Washers are made from virtually any metallic or non-metallic material that can be stamped; including low and high carbon steels, steel alloys, copper, phosphor bronze, titanium, aluminum, fibre, mica, mylar, rubber, nylon, PTFE/polytetrafluoroethene, phenolic and many more. I.D. and O.D. can be configured to provide any size and shape required. They can be round, square, rectangular, hexagonal, oval, or non-symmetrical. They can also have tabs, crowns, notches, and may be countersunk in a variety of degrees.
In the manufacturing process, small stamping burrs are produced. A “normal” stamping burr is defined as 10% of stock thickness, but not less than .0005″. If this is acceptable, the drawing or specification should state “normal stamping burrs acceptable”. One method normally used to reduce stamping burrs is tumbling or vibratory deburring. While this will not completely eliminate burrs, the process smooths and reduces the protrusions. Costly “burr free” specifications on prints should be avoided, if possible.
If it is necessary that a part be finished by the application of a coating such as cadmium, zinc, nickel, anodize, silver or gold, the correct required finish should be clearly defined to avoid unnecessary expense. If commercial plating thickness is acceptable, it should be so noted. If a special thickness or a post finish is required, it should be clearly described and specified as such.
Wherever possible, specify commercial quality, low carbon steel.

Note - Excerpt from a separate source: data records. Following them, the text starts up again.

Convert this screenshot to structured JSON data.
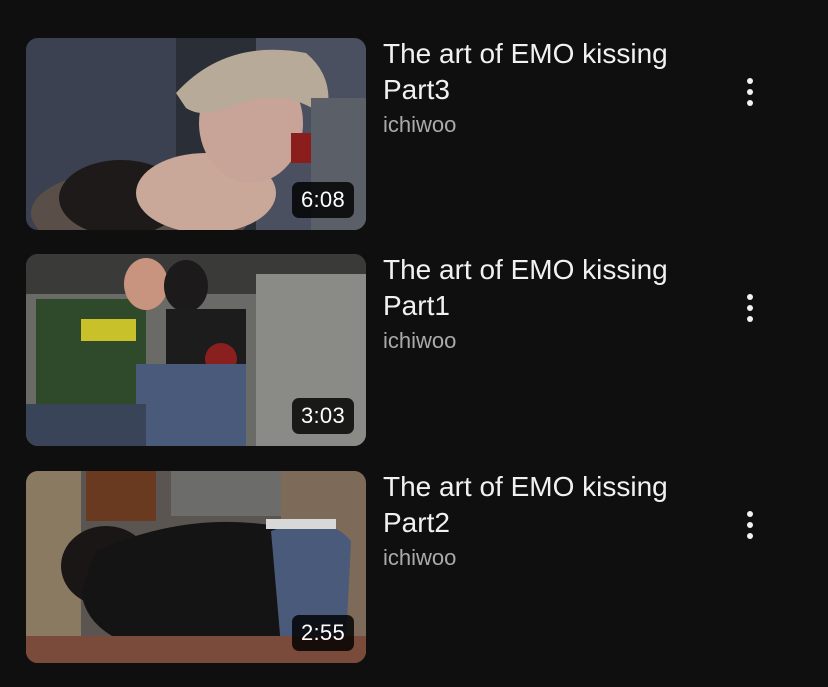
{
  "colors": {
    "background": "#0f0f0f",
    "title_text": "#f1f1f1",
    "channel_text": "#aaaaaa",
    "duration_badge": "#000000"
  },
  "videos": [
    {
      "title": "The art of EMO kissing\nPart3",
      "channel": "ichiwoo",
      "duration": "6:08",
      "menu_icon": "more-vert-icon"
    },
    {
      "title": "The art of EMO kissing\nPart1",
      "channel": "ichiwoo",
      "duration": "3:03",
      "menu_icon": "more-vert-icon"
    },
    {
      "title": "The art of EMO kissing\nPart2",
      "channel": "ichiwoo",
      "duration": "2:55",
      "menu_icon": "more-vert-icon"
    }
  ]
}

This generally meets most application needs in the most economical manner. Only specify tempered material if special hardness is critical to the application. Tempers such as 1/4 or 3/4 hard in steel are more difficult to obtain and, therefore, more costly.
Function & Cost
Commercially produced flat washers are designed to meet the needs of most applications relative to dimensional tolerances, hardness and surface conditions. Just about any special need can be met, but it should be remembered that the closer the tolerance, the greater the cost. Wherever possible, avoid specifying close tolerances or variations not warranted by the application.

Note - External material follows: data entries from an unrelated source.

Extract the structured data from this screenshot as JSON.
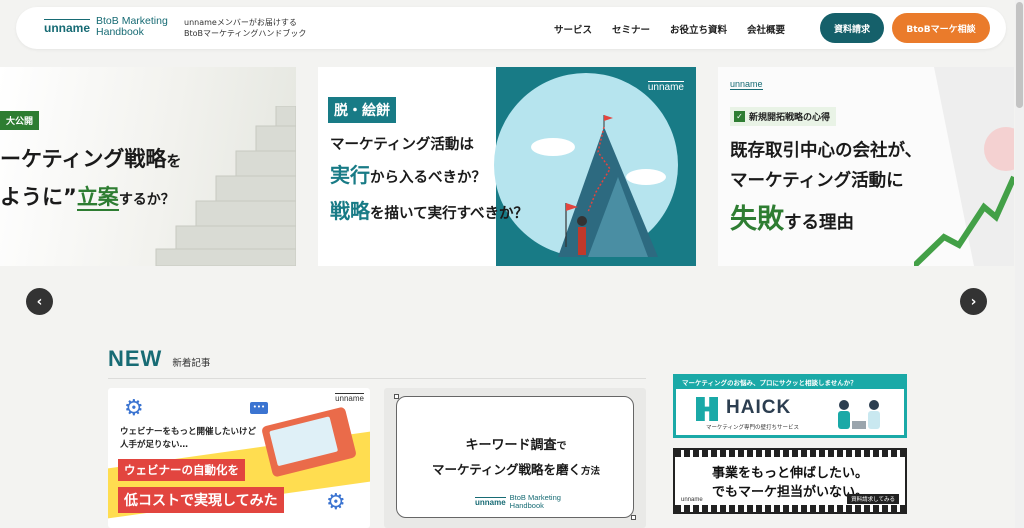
{
  "header": {
    "logo_mark": "unname",
    "logo_title_line1": "BtoB Marketing",
    "logo_title_line2": "Handbook",
    "tagline_line1": "unnameメンバーがお届けする",
    "tagline_line2": "BtoBマーケティングハンドブック",
    "nav": [
      "サービス",
      "セミナー",
      "お役立ち資料",
      "会社概要"
    ],
    "cta_request": "資料請求",
    "cta_consult": "BtoBマーケ相談"
  },
  "carousel": {
    "slide1": {
      "badge": "大公開",
      "line1_a": "ーケティング戦略",
      "line1_b": "を",
      "line2_a": "ように”",
      "line2_b": "立案",
      "line2_c": "するか？"
    },
    "slide2": {
      "logo": "unname",
      "badge": "脱・絵餅",
      "line1": "マーケティング活動は",
      "line2_hl": "実行",
      "line2": "から入るべきか？",
      "line3_hl": "戦略",
      "line3": "を描いて実行すべきか？"
    },
    "slide3": {
      "logo": "unname",
      "badge": "新規開拓戦略の心得",
      "line1": "既存取引中心の会社が、",
      "line2": "マーケティング活動に",
      "line3_hl": "失敗",
      "line3": "する理由"
    },
    "prev_label": "‹",
    "next_label": "›"
  },
  "new_section": {
    "title_en": "NEW",
    "title_ja": "新着記事"
  },
  "cards": [
    {
      "logo": "unname",
      "sub1": "ウェビナーをもっと開催したいけど",
      "sub2": "人手が足りない…",
      "band1": "ウェビナーの自動化を",
      "band2": "低コストで実現してみた"
    },
    {
      "line1_a": "キーワード調査",
      "line1_b": "で",
      "line2_a": "マーケティング戦略を磨く",
      "line2_b": "方法",
      "logo_mark": "unname",
      "logo_line1": "BtoB Marketing",
      "logo_line2": "Handbook"
    }
  ],
  "ads": {
    "haick": {
      "top": "マーケティングのお悩み、プロにサクッと相談しませんか？",
      "logo": "HAICK",
      "sub": "マーケティング専門の壁打ちサービス"
    },
    "unname": {
      "line1": "事業をもっと伸ばしたい。",
      "line2": "でもマーケ担当がいない。",
      "logo": "unname",
      "button": "資料請求してみる"
    }
  },
  "colors": {
    "brand_teal": "#176b74",
    "cta_orange": "#ea7b2b",
    "accent_green": "#2e7d32",
    "accent_red": "#e2453f",
    "haick_teal": "#1aa9a7"
  }
}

Wherever possible, accept the surface condition of the material from which the washer is stamped. To meet a specification for a smoother surface finish may require such costly secondary operations as grinding or lapping.
Hardness Tolerance Range
As a general cost saving rule, keep tolerances as broad as possible. Specify, for example, a Rockwell “C” 45-50 rather that a Rockwell “C” 47-48 wherever it is acceptable. Case hardening tolerances should not be deeper that necessary (0.003″ to 0.005″ deep file hard is considered adequate for most applications).
There is an inverse relationship between quantity and price: the larger the production quantity, the lower the unit price. For economy, order the largest quantity possible. WCL may then schedule economical shipments of your parts in increments based on your anticipated needs and usage, rather than making a single delivery.